Critiquing the concept of alternate modernities and its consequences toward understanding universalist theories, Žižek explains:
The significance of this critique reaches far beyond the case of modernity–it concerns the fundamental limitation of nominalist historicizing. The recourse to multiplication (“there is not one modernity with a fixed essence, there are multiple modernities, each of them irreducible to others…”) is false not because it does not recognize a unique fixed “essence” of modernity, but because multiplication functions as the disavowal of the antagonism that inheres to the notion of modernity as such: the falsity of multiplication resides in the fact that it frees the universal notion of modernity of its antagonism, of the way it is embedded in the capitalist system, by relegating this aspect to just one of the historical subspecieis…

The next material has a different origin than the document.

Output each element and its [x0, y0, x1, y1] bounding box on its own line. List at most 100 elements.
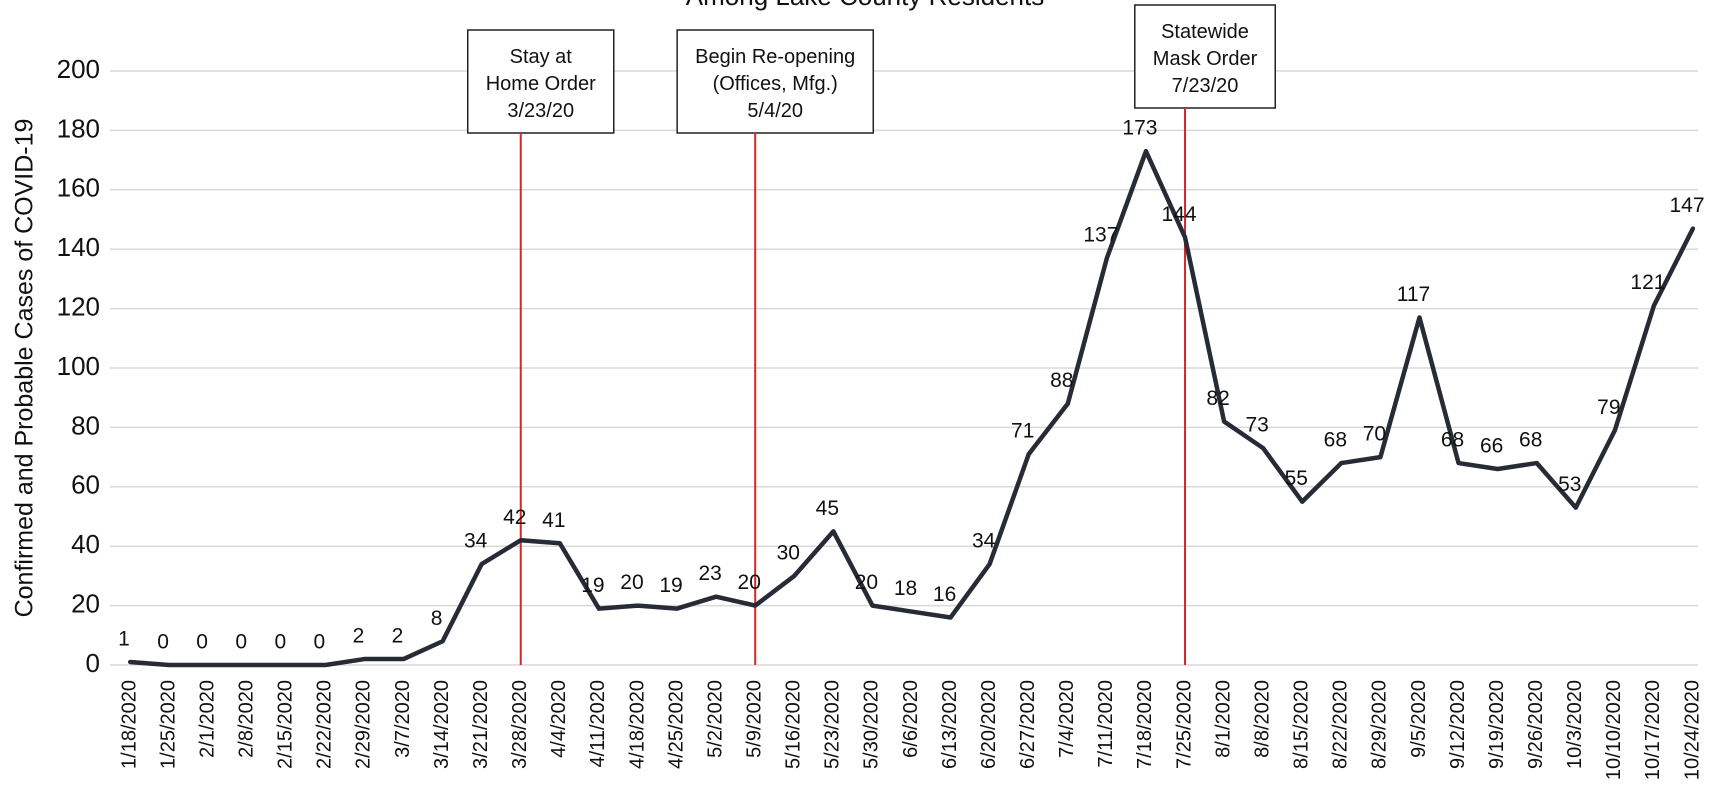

Jameson’s critique of the notion of alternate modernities thus provides a model of the properly dialectic relationship between the Universal and the Particular: the difference is not on the side of particular content (as the traditional differentia specifica), but on the side of the Universal. The Universal is not the encompassing container of the particular content, the peaceful medium-background of the conflict of particularities…In other words, the Universal names the site of a Problem-Deadlock, of a burning Question, and the Particulars are the attempted but failed Answers to this Problem (34-35).
Žižek, Slavoj. 2009. The Parallax View. Cambridge, Massachusetts: MIT Press.